これは、私へ土地活用相談を依頼されるクライアントへまずはじめにお話していることです。
でも、意外に、「土地に関してどのような図面があるのか分らない」という方が多いように思います。確かに、土地に関する図面といっても様々な種類があり、はじめて土地活用相談をされる方には難しいかもしれませんね。
そこで、今回は、土地に関する図面にはどのようなものがあるのかご紹介したいと思います。建築会社や工務店にご相談される場合にも、それぞれの図面がどのようなものを指すのかを知っているだけで相談がスムーズに進むものと思います。
また、銀行へ融資を打診するための資料を集める際にもこのような知識は役に立つことでしょう。
■ 地番はご存知ですか?
ご自分の土地の住所(住居表示)はよくご存知のことと思います。住所は私たちが生活している建物の場所をあらわすものです。
しかし、地番はご存知でしょうか?住所とは別のものです。(一部地域では住所と地番が同じ地域もあります。)地番は土地の所在地を表しており、不動産を区別するために使われます。
登記簿など法務局で取得できる書類は地番で登録されています。ですから地番がわからなければ書類を取得することができないのです。
地番は権利証や固定資産税評価証明書に記載されています。しかし、権利証や固定資産税評価証明書がすぐに見当たらない状況であれば、法務局に備えられているブルーマップと呼ばれる地図でも地番を調べることができます。この地図を使って土地の住所を調べると地番が記載されているのです。
青の文字が地番、黒が住居表示です。尚、建物のない場所には住居表示はありません。ブルーマップの読み方がわからない場合は法務局の職員に聞くと丁寧に教えてくれます。
ブルーマップ |
■ 土地に関する図面の種類
地番が分れば、土地に関する様々な図面が取得可能になります。
・土地登記簿謄本
敷地の広さ、土地の権利関係がわかります。例えば、既に銀行融資を受けておられる場合には、どの銀行からいくらの抵当権が設定されているかが分ります。
また、直接には関係ないですが、その土地の代々の所有者が明記されています。
土地登記簿謄本 |
・建物登記簿謄本
建物の延床面積、建物の権利関係がわかります。家屋番号で取得します。原則として建物の敷地の地番と同一の番号が家屋番号になります。
もし計画地に建物が建っていて、これを建替える場合、解体工事をする必要がありますが、だいたいの建物面積が分れば、概算で解体費を机上計算できます。
建物登記簿謄本 |
・土地の公図
上記の登記簿謄本で土地の所在や地積、権利関係などを把握することができますが、これだけでは隣地や道路との境界や方位などは分りません。そこで、登記簿からは判断できない土地の形状や位置をある程度特定できるように、登記所に備えつけられている地図が公図です。

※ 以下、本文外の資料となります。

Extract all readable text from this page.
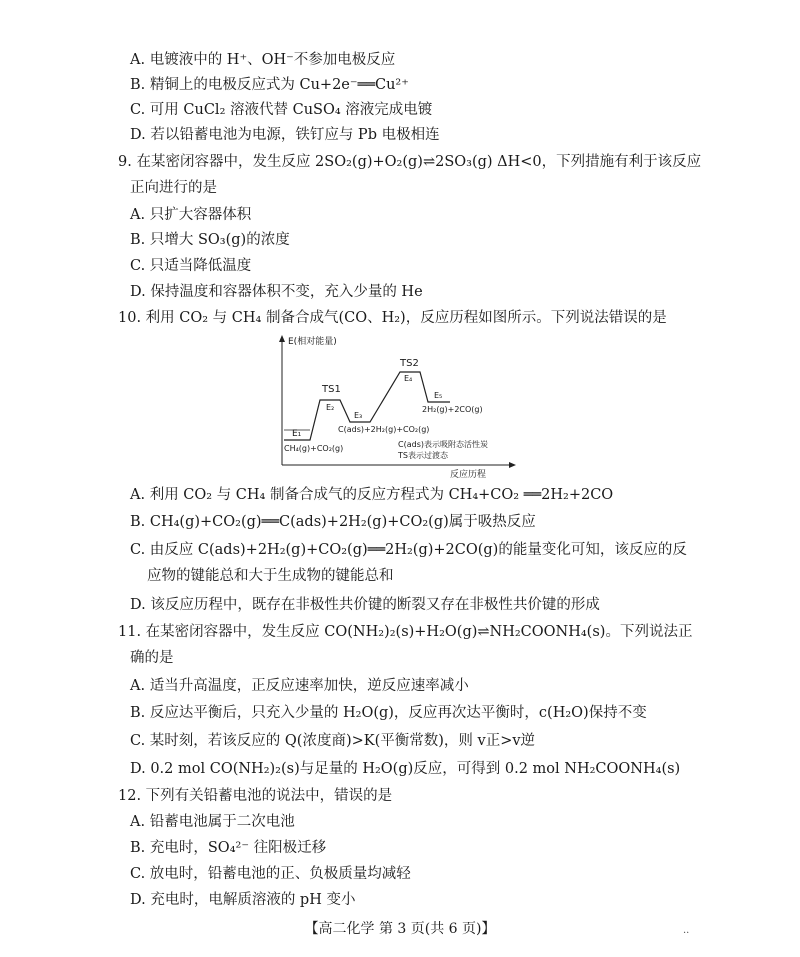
A. 电镀液中的 H⁺、OH⁻不参加电极反应
B. 精铜上的电极反应式为 Cu+2e⁻══Cu²⁺
C. 可用 CuCl₂ 溶液代替 CuSO₄ 溶液完成电镀
D. 若以铅蓄电池为电源，铁钉应与 Pb 电极相连
9. 在某密闭容器中，发生反应 2SO₂(g)+O₂(g)⇌2SO₃(g) ΔH<0，下列措施有利于该反应
正向进行的是
A. 只扩大容器体积
B. 只增大 SO₃(g)的浓度
C. 只适当降低温度
D. 保持温度和容器体积不变，充入少量的 He
10. 利用 CO₂ 与 CH₄ 制备合成气(CO、H₂)，反应历程如图所示。下列说法错误的是
E(相对能量)
反应历程
E₁
CH₄(g)+CO₂(g)
TS1
E₂
E₃
C(ads)+2H₂(g)+CO₂(g)
TS2
E₄
E₅
2H₂(g)+2CO(g)
C(ads)表示吸附态活性炭
TS表示过渡态
A. 利用 CO₂ 与 CH₄ 制备合成气的反应方程式为 CH₄+CO₂ ══2H₂+2CO
B. CH₄(g)+CO₂(g)══C(ads)+2H₂(g)+CO₂(g)属于吸热反应
C. 由反应 C(ads)+2H₂(g)+CO₂(g)══2H₂(g)+2CO(g)的能量变化可知，该反应的反
应物的键能总和大于生成物的键能总和
D. 该反应历程中，既存在非极性共价键的断裂又存在非极性共价键的形成
11. 在某密闭容器中，发生反应 CO(NH₂)₂(s)+H₂O(g)⇌NH₂COONH₄(s)。下列说法正
确的是
A. 适当升高温度，正反应速率加快，逆反应速率减小
B. 反应达平衡后，只充入少量的 H₂O(g)，反应再次达平衡时，c(H₂O)保持不变
C. 某时刻，若该反应的 Q(浓度商)>K(平衡常数)，则 v正>v逆
D. 0.2 mol CO(NH₂)₂(s)与足量的 H₂O(g)反应，可得到 0.2 mol NH₂COONH₄(s)
12. 下列有关铅蓄电池的说法中，错误的是
A. 铅蓄电池属于二次电池
B. 充电时，SO₄²⁻ 往阳极迁移
C. 放电时，铅蓄电池的正、负极质量均减轻
D. 充电时，电解质溶液的 pH 变小
【高二化学 第 3 页(共 6 页)】	··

ただし、公図は、明治初期に作られたものがベースになっているため、正確さに欠けるものが多くあります。建物のプラン作成にあたっては公図ではなく、後述の測量図をもとにプラン作成することが望ましいといえます。
公図 |
・地積測量図
土地の面積、土地の形状、隣接地との境界、方位などがわかります。土地に関する正確な寸法が記載されていますので、測量図を基に精度の高いプラン図を作成することが可能です。

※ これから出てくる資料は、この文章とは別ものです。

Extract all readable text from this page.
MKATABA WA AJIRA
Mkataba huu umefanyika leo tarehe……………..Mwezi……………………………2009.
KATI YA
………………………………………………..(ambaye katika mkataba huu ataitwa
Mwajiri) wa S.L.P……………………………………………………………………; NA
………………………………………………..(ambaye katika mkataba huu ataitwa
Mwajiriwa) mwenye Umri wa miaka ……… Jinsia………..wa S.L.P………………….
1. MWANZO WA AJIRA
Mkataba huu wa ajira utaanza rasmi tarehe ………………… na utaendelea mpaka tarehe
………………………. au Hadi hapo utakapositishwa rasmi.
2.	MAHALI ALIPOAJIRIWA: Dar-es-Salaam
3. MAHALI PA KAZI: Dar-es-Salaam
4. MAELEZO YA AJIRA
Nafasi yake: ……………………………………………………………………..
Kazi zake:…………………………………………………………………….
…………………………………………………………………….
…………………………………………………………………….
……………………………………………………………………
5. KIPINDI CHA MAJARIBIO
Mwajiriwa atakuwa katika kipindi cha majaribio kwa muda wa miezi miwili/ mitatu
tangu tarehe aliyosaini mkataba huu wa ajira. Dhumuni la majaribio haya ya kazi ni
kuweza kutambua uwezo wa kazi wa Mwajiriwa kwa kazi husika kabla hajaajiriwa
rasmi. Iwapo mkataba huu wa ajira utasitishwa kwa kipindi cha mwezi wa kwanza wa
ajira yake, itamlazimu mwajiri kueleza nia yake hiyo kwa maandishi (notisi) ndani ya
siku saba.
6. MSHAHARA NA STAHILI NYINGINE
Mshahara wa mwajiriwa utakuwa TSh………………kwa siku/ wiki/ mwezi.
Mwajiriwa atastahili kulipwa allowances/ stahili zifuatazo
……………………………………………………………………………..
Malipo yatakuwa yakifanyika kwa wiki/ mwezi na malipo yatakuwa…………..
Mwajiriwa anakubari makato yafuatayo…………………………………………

ただし、法務局に備え付けられていない場合も多くあります。この場合、必要に応じて測量士に作成を依頼します。
地積測量図 |
・建物図面
建物の配置、建物と境界線の間隔がわかります。建物の大きさがある程度正確に記載されていますので、登記簿謄本と建物図面があれば、かなり正確な解体費を算出することができます。
建物図面 |
・住宅地図
建物周辺の環境がわかります。駅からの距離やどのような施設があるのか、また、競合となるアパート・マンションがどれぐらいあるのかなども住宅地図である程度把握が可能です。
以上のような土地に関する資料がそろえられれば土地活用相談に対する準備はほぼ完璧だと思います。
「こんなにたくさんの書類が必要になるのですか。そろえるだけでも大変です・・・」
と思われるかもしれませんね。確かに準備は大変かもしれません。でも、土地に関する情報が正確になればなるほど、より適切なアドバイスが受けられるものです。また、一度そろえてしまえばあとは繰り返し使えます。さらに、資料を収集する過程で土地情報の取得方法が学べるので、別の投資案件でも物件調査が簡単にできるようになるのです。
また、銀行融資打診のときでもそうですが、書類をきっちりとそろえているというだけで、「この人は不動産について知識があり、土地活用を真剣に考えている人なんだな」という好印象を担当者に与えることができます。そうすれば、土地活用のプランを考える担当者もより真剣になることでしょう。
今回は、土地活用相談のために必要な書類についてご紹介しました。この機会に土地に関する図面の種類と取得方法について身につけておきましょう。